Junaid was in custody for five months, until he was suddenly released without a single charge or case against him. Though the experience was traumatic, Junaid insists it has not turned him into a radical.

"I will take legal help and fight the case. I will abide by whatever the court decides. Fight for ones right is different from terrorism," he says.

After the Malegaon blast in September 2006, Maharashtra's Anti-Terror Squad arrested nine men on charges of terror. All were allegedly members of the banned Students' Islamic Movement of India (SIMI).

The men were also accused of having Pakistani links and even being involved in the Mumbai serial train blasts of July 2006.

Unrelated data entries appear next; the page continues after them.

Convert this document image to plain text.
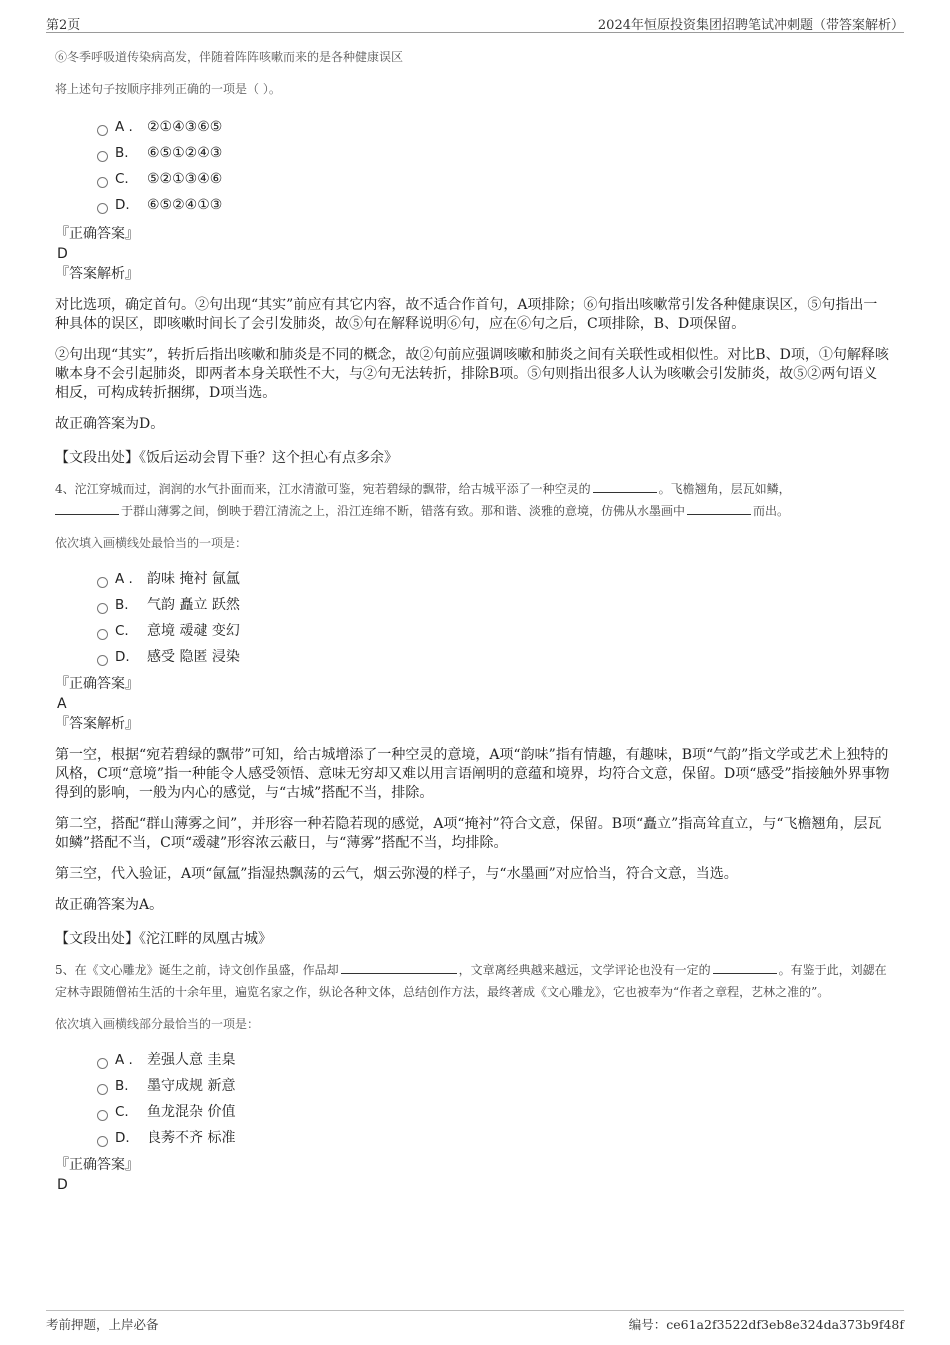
第2页	2024年恒原投资集团招聘笔试冲刺题（带答案解析）
⑥冬季呼吸道传染病高发，伴随着阵阵咳嗽而来的是各种健康误区
将上述句子按顺序排列正确的一项是（ ）。
A .	②①④③⑥⑤
B.	⑥⑤①②④③
C.	⑤②①③④⑥
D.	⑥⑤②④①③
『正确答案』
D
『答案解析』

对比选项，确定首句。②句出现“其实”前应有其它内容，故不适合作首句，A项排除；⑥句指出咳嗽常引发各种健康误区，⑤句指出一种具体的误区，即咳嗽时间长了会引发肺炎，故⑤句在解释说明⑥句，应在⑥句之后，C项排除，B、D项保留。

②句出现“其实”，转折后指出咳嗽和肺炎是不同的概念，故②句前应强调咳嗽和肺炎之间有关联性或相似性。对比B、D项，①句解释咳嗽本身不会引起肺炎，即两者本身关联性不大，与②句无法转折，排除B项。⑤句则指出很多人认为咳嗽会引发肺炎，故⑤②两句语义相反，可构成转折捆绑，D项当选。

故正确答案为D。

【文段出处】《饭后运动会胃下垂？这个担心有点多余》
4、沱江穿城而过，润润的水气扑面而来，江水清澈可鉴，宛若碧绿的飘带，给古城平添了一种空灵的	。飞檐翘角，层瓦如鳞，
于群山薄雾之间，倒映于碧江清流之上，沿江连绵不断，错落有致。那和谐、淡雅的意境，仿佛从水墨画中	而出。
依次填入画横线处最恰当的一项是：
A .	韵味 掩衬 氤氲
B.	气韵 矗立 跃然
C.	意境 叆叇 变幻
D.	感受 隐匿 浸染
『正确答案』
A
『答案解析』

第一空，根据“宛若碧绿的飘带”可知，给古城增添了一种空灵的意境，A项“韵味”指有情趣，有趣味，B项“气韵”指文学或艺术上独特的风格，C项“意境”指一种能令人感受领悟、意味无穷却又难以用言语阐明的意蕴和境界，均符合文意，保留。D项“感受”指接触外界事物得到的影响，一般为内心的感觉，与“古城”搭配不当，排除。

第二空，搭配“群山薄雾之间”，并形容一种若隐若现的感觉，A项“掩衬”符合文意，保留。B项“矗立”指高耸直立，与“飞檐翘角，层瓦如鳞”搭配不当，C项“叆叇”形容浓云蔽日，与“薄雾”搭配不当，均排除。

第三空，代入验证，A项“氤氲”指湿热飘荡的云气，烟云弥漫的样子，与“水墨画”对应恰当，符合文意，当选。

故正确答案为A。

【文段出处】《沱江畔的凤凰古城》
5、在《文心雕龙》诞生之前，诗文创作虽盛，作品却	，文章离经典越来越远，文学评论也没有一定的	。有鉴于此，刘勰在定林寺跟随僧祐生活的十余年里，遍览名家之作，纵论各种文体，总结创作方法，最终著成《文心雕龙》，它也被奉为“作者之章程，艺林之准的”。
依次填入画横线部分最恰当的一项是：
A .	差强人意 圭臬
B.	墨守成规 新意
C.	鱼龙混杂 价值
D.	良莠不齐 标准
『正确答案』
D
考前押题，上岸必备	编号：ce61a2f3522df3eb8e324da373b9f48f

But local leaders did not believe that the nine men were guilty. They launched a parallel investigation into the case, which came up with some startling facts.

"One of the accused, Shabeer Ahmed Masullah was already arrested in an unlawful activities related case, since June in that case," Shahid Azmi, Defence Lawyer, points out.

Under pressure, the government handed the case to the CBI. But in March 2008, the prosecution got another jolt when the Supreme Court, accepting a petition that state governments could not enact insurgency laws, stayed the trial.

In Varanasi the police insist they have cracked the case.

A month after the blasts, police arrested the alleged mastermind - Waliullah, a cleric, and allegedly a member of the Bangladesh-based HuJI.

Chargesheets were filed against Waliullah and two other men in three cases. The police are confident they've got their man.

"We have details of the organisation that has caused these incidents, but again because of reasons of security these things are shared only to a limited extent," Pravin Kumar Singh, IG, Varanasi says.

So why has Waliullah not been convicted yet? Why has Shamim not been arrested?

Sources in the police say that the government itself loses interest in a case after the suspect is arrested. Fair trials are not a priority.